New parents often face the dual challenge of caring for infants while maintaining stable employment—an equilibrium shaped in part by childcare support policies. The Child Care and Development Fund (CCDF) eases this burden by subsidizing childcare for low-income working families, yet state-level variations in policy design—such as eligibility thresholds, copayment structures, work requirements, and administrative complexity—may influence labor market outcomes differently. While past research has focused on childcare’s developmental impacts, few studies have systematically examined how these institutional differences shape parental employment and income. This study investigates how state-level CCDF policies influence changes in working hours and labor income among low-income first-time parents.
Method
Using three waves (2017, 2019, 2021) of the Panel Study of Income Dynamics (PSID), we analyzed a sample of 712 respondents who became first-time parents between 2017 and 2021 and had household incomes below the national median in 2017. Two multiple regression models were conducted using STATA 18 to examine how state-level CCDF policy features relate to changes in working hours and labor income. Covariates included gender, race, baseline income, and employment status. Institutional factors were derived from the 2019 CCDF Policies Database and standardized using z-scores to generate four composite indices: (1) income eligibility threshold: higher income thresholds are considered more generous; (2) copayment design: including exemption criteria and copayment size in 6 different kinds of families; (3) work requirements: fewer work hours required are considered flexible. (4) administrative burden, encompassing the psychological cost associated with the days of being noticed for eligibility changes, the compliance cost of verifying extensive personal information, and the learning cost related to navigating diverse application methods.
Results
State-level policy variation explained 28.4% of the variance in working hours and 8.9% in income.

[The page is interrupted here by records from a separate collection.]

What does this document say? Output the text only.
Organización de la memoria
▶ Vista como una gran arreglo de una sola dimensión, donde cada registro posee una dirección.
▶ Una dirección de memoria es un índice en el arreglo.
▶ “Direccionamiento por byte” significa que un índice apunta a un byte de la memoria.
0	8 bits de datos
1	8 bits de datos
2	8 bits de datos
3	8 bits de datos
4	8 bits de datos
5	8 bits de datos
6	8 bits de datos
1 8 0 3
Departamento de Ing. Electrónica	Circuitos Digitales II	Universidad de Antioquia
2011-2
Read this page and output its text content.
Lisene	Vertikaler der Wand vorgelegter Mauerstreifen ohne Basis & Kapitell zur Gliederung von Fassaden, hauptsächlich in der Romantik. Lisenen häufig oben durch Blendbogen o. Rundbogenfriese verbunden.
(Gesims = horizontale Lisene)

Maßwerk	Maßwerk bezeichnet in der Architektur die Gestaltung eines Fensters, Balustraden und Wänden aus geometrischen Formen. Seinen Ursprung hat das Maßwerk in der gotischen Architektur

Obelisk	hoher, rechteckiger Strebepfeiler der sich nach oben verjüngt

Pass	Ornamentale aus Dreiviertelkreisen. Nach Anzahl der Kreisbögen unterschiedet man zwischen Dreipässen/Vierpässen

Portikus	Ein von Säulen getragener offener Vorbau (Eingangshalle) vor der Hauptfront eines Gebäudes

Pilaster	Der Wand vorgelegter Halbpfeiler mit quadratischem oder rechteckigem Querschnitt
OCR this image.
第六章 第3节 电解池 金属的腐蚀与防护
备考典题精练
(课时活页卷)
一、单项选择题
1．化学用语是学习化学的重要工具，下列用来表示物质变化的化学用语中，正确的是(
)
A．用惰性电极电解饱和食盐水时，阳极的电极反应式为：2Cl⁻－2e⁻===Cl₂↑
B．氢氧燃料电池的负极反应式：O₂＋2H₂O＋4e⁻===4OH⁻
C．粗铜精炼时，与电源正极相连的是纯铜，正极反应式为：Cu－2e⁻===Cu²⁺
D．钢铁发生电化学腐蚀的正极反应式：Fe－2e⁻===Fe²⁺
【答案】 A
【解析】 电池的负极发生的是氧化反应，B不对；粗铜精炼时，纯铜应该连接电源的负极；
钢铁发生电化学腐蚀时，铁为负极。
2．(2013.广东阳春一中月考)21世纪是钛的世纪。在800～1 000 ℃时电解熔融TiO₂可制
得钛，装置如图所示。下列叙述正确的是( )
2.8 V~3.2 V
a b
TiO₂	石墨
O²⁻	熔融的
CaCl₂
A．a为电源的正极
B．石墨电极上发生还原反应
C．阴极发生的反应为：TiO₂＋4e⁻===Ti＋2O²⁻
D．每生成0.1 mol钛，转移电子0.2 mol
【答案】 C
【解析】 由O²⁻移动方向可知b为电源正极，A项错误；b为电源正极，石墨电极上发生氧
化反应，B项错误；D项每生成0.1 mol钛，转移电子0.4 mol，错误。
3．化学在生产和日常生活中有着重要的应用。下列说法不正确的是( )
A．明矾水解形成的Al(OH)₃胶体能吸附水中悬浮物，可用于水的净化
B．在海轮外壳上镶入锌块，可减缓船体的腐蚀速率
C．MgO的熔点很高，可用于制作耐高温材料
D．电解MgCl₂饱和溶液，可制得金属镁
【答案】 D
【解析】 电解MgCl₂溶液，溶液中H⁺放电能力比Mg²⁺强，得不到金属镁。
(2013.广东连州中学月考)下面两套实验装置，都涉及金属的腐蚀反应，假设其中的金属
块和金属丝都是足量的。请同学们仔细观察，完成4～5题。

More flexible work requirements were associated with greater increases in both work hours (t = 2.89, p < .01) and income (t = 2.67, p < .05). Higher income eligibility thresholds also predicted greater income gains (t = 2.14, p < .05). Conversely, broader copayment exemptions were associated with reduced work hour changes (t = -2.09, p < .05), suggesting that while they may alleviate costs, they do not necessarily incentivize labor force participation.
Discussion
This study highlights the impact of institutional design on family labor outcomes. Contrary to assumptions that stricter requirements promote workforce engagement, more flexible policies—especially lower work hour mandates and higher income thresholds—appear more supportive of employment and income growth among low-income new parents. These results align with previous findings that administrative and participation burdens may discourage program uptake or consistent employment, particularly among parents already facing time and resource constraints. Flexible policy designs may reduce stress, stabilize routines, and allow parents to engage more fully in the labor market. Therefore, our findings suggest that states prioritizing lower work hour requirements and higher income eligibility thresholds may more effectively support low-income new parents in maintaining or increasing their labor market engagement.